The first show of the film at Aurora is scheduled for as early as 8.15 am.

But time is hardly a constraint for Rajini fans (in some theatres in Chennai, the first show was held at an even more unfathomable 1 am and reports suggest, the film ran to packed houses).


Image: Fans bathe the cutout in milk. Keeping up with its 25-year-old tradition of screening the first show of the Thalaiva’s newest film with extraordinary fanfare, the front walls of the single screen theatre have been covered with massive Rajini posters and cutouts from Lingaa and his past blockbusters like Baashha and Sivaji The Boss.


Image: A kid at the feet of the Rajini cutout. There’s a group of young men dressed in white shirts and mundus surrounded by eager fans and passersby as they play their Naadaswarams (musical instruments mostly played at weddings that are similar to the shehnai) and thavils (drums) at the entrance of the theatre.

Members of the Mumbai wing of Rajinikanth’s Fans’ Welfare Association, that organises this ceremony every year, mill about with urgency, looking over the proceedings and periodically breaking into a smile when their eyes meet.


Image: Musicians play naadaswarams and thavils. Prabhu, dressed in skinny jeans that crumples around his ankles, and a blue t-shirt, is watching the proceedings from the sidelines with his friends when one of them suggests that they check if their tickets are in order.

“It’s our hero’s birthday too so the public is going to enjoy to the fullest. We have erected an 80-feet statue of him and we’ll start the Abhishekam (offering respects, which mainly involves a bunch of Association members bathing the tall cutout in milk) soon,” he barks over the deafening sounds of drums and collective cheers.


Image: The birthday cake. While there is a birthday cake with the Thalaiva’s face on it to be cut (by actor Dev Gill, who plays the villain in Lingaa), firecrackers to be burst and the Abhishekam to be carried out, fans are getting increasingly restive. When the gates are finally opened after all the rituals are performed, fans rush inside to do a little jig in the circular verandah of the theatre before approaching their designated stalls.


Image: Fans inside the theatre ahead of the screening. P Unlike a routine movie hall where all activity and sound dies down ahead of a screening, things have gotten only much louder inside Aurora.

The audience is a curious mix of Rajini fans -- men donning safari suits, lungis and oiled hair -- rub shoulders with the well-scrubbed, chino pants-wearing SoBo dwellers.


Image: Amit (centre) with his friends.
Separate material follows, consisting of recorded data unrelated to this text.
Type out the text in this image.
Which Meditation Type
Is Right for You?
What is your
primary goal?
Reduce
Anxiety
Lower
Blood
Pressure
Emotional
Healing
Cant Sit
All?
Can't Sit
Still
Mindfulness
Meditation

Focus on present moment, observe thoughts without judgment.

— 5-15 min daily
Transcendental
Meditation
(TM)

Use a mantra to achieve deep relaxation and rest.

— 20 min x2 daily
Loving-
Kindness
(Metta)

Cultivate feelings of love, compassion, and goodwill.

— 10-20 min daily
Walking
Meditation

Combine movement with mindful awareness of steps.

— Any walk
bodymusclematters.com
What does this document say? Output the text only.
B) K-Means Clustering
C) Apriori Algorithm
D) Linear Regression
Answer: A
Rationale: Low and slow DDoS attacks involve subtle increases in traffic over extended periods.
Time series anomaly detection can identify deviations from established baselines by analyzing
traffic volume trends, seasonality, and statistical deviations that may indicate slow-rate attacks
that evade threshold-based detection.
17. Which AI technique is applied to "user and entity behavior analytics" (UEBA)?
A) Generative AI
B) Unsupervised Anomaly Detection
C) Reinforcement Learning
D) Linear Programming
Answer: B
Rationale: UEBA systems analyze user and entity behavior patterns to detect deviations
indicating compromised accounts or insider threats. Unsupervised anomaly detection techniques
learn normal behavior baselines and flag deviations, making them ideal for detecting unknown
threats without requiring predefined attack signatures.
While the latter take their seats and patiently wait for the film to begin, the former can be found bang in front of the screen, dancing and drowning out the film’s weak sound.

Instantly visible in the first row is 16-year-old Amit and his friend -- who are in white shirts and mundus hoisted and tucked around their waists, and dark aviator shades.


“It’s a big day. He (Rajinikanth) is the God of our Gods. We love and respect him more than our own parents. We’ve bought our tickets for Rs 500 each,” he says with a hint of pride in his voice.

He and his friend apparently paid Rs 1,000 each to watch Rajini’s earlier release Enthiran at the same theatre.

“This picture will cross 500 days, you’ll see,” he says before rushing off to join his friends inside the theatre.